Let's start with Jungle, which marks the beginning of lo-fi break cutting at high speed and mind-numbing complexity. The history of Jungle has been written time and time again, if you're here (and I doubt anyone is), you probably don't need me to tell it to you. Also, I am lazy, and have no desire to do so. Suffice to say, this is where it all started. Jungle was where cheesy Europeans with ill-advised dreadlocks first started to deal sampling as a means of creating uber-complex rhythms and beats that were, to say the least, acquired tastes. Where people first began to seek out largely ignored (at least in the west) foreign genres and combine them with modern technology and already established western genres to create something both familiar and novel. It is from the high tempos, rolling snares, and oddly sequenced everything that we move to the -cores.
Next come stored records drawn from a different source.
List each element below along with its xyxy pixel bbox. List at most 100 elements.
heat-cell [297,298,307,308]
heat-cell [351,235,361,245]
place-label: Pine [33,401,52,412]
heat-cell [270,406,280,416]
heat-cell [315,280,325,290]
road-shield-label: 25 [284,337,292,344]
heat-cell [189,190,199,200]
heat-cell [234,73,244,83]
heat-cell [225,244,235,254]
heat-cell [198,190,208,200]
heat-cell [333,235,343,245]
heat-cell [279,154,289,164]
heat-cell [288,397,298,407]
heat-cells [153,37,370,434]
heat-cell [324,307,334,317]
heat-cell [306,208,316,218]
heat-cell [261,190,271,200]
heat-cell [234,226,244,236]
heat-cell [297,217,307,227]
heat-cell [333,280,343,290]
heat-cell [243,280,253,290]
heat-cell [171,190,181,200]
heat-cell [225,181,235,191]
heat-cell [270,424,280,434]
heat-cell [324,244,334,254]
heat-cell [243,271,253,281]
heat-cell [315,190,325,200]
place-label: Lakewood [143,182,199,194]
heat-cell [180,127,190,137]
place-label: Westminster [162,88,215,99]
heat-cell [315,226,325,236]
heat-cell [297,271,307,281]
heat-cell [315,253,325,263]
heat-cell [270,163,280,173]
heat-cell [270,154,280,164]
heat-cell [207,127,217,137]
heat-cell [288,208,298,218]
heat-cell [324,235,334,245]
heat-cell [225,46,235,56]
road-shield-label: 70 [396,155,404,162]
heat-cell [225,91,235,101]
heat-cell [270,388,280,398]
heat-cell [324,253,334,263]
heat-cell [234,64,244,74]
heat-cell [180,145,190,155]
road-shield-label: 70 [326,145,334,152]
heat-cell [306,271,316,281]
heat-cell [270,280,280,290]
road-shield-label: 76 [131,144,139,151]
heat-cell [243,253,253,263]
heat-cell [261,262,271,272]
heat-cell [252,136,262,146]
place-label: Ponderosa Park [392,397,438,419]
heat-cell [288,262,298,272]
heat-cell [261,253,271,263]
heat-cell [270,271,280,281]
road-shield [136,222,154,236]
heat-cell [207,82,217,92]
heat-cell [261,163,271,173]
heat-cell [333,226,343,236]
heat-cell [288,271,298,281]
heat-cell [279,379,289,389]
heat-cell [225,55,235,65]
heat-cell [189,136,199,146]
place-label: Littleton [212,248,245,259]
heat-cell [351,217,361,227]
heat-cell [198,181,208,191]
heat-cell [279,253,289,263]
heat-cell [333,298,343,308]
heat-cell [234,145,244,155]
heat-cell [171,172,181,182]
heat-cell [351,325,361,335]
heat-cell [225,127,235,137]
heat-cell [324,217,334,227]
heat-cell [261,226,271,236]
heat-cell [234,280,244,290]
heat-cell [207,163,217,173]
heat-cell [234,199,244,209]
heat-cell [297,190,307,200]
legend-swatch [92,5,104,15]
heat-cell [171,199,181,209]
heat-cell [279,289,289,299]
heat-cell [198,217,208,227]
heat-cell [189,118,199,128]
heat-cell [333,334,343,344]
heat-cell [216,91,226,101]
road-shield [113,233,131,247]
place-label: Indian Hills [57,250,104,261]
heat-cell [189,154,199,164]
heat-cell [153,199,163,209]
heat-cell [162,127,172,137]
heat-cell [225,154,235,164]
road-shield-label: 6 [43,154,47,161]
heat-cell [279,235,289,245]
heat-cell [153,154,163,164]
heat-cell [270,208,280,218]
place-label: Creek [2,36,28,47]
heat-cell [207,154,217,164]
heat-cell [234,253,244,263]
Digital Hardcore...what is there to say that isn't obvious when one listens to just one overly sincere, disgustingly German ATR or Ec8or (or whatever, they're all the same) track? Think amens that no one even bothered to clean up or make interesting, sampled metal guitar tracks, sincere ultra-left wing rants calling for revolution without ever offering a coherent reason why disguised as lyrics. Trashy, stupid, confrontational, confusing in the extreme...I don't care what people who actually know what they're talking about say, this is where Breakcore started. Of course, it would be a few years after the advent of Digital Hardcore that digital music technology would get to the point that anyone with a decent computer, an internet connection and no qualms about stealing software/music would be able to make passable music without any sort of real training, and disseminate it without a label or hitting the pavement with a vengeance; but in DH one sees the beginnings of individuals being able to make sincerely fucked up music within small niches, and to view true (no matter how lame) subversion as a efficacious niche within a stagnant and homogeneous pop culture. That last sentence was terrible and pretentious: DH was fucked up, stupid, hardcore, and delightful. All told, within it wank and sincerity met entertaining and hardcore, setting the scene for the widely varied and usually fun-as-all-fuck breakcore scene.

***It's late and I'm tired. Tomorrow, or whenever, a few overwrought paragraphs about breakcore and 8 bit, then I'll actually do some research on shitcore and wrap this ill-advised venture the fuck up.***

*Chuch D might have the most blatant victim complex in the history of popular music; a rich motherfucker who just loved to pretend like he was being constantly held back. I mean, he's cool and all, and It Takes a Nation of Millions To Hold Us Back was fucking ill from first to last, but come on.